Using character escapes in markup and CSS

Intended audience: HTML/XML/CSS coders (using editors or scripting), script developers (PHP, JSP, etc.), and anyone who needs guidance on how and when to use alternatives to actual characters in a document.

Question

How can I use character escapes in markup and CSS, and when should I use or not use them?

Quick answer

A character escape is a way of representing a character in source code using only ASCII characters. In HTML you can escape the euro sign in the following ways.

FormatName
€ hexadecimal numeric character reference
€ decimal numeric character reference
€ named character reference

In CSS syntax you would use one of the following.

Format Notes
\20AC must be followed by a space if the next character is one of a-f, A-F, 0-9
\0020AC must be 6 digits long, no space needed (but can be included)

A trailing space is treated as part of the escape, so use 2 spaces if you actually want to follow the escaped character with a space. If using escapes in CSS identifiers, see the additional rules below.

Because you should use UTF-8 for the character encoding of the page, you won't normally need to use character escapes. You may however find them useful to represent invisible or ambiguous characters, or characters that would otherwise interact in undesirable ways with the surrounding source code or text.

For more details, see below.

Character escapes in markup

You can use a character escape to represent any Unicode character in HTML, XHTML or XML using only ASCII characters.

Numeric character references (NCRs) and named character references are types of character escape used in markup. For example, the following are different ways of representing the character U+00A0 NO-BREAK SPACE.

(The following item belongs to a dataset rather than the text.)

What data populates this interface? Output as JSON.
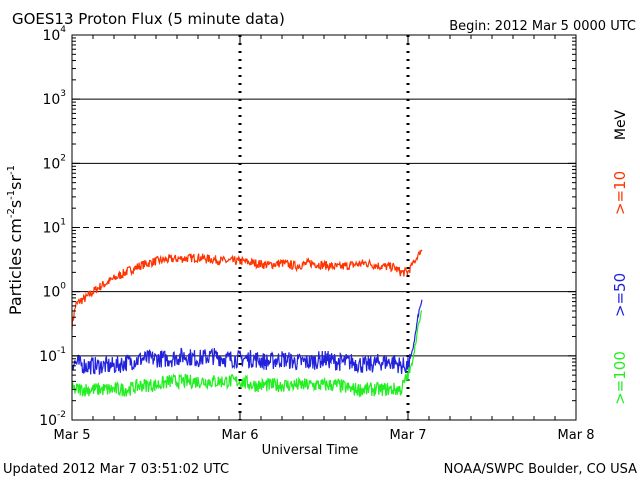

(The NO-BREAK SPACE character looks like a space but prevents a line wrap between the characters on either side. In French it is commonly used with punctuation such as colons and exclamation marks, which are preceded by a space but should not appear at the beginning of a line during text wrap.)

 
A hexadecimal numeric character reference. All numeric character references begin with &# and end with ;. The x indicates that what follows is a hexadecimal number representing the code point value of a Unicode character. The hex number is not case-sensitive.
<p>Vive la France&#xA0;!</p>
&#160;
A decimal numeric character reference. This uses a decimal number to represent the same Unicode code point.
<p>Vive la France&#160;!</p>
&nbsp;

A named character reference. This is a very different type of escape. Named character references are defined in the markup language definition. This means, for example, that for HTML only a specific range of characters (defined by the HTML specification) can be represented as named character references (and that includes only a small subset of the Unicode range).

Note that the name is case sensitive: in HTML, &Aacute; represents the uppercase letter Á, whereas &aacute; represents the lowercase á.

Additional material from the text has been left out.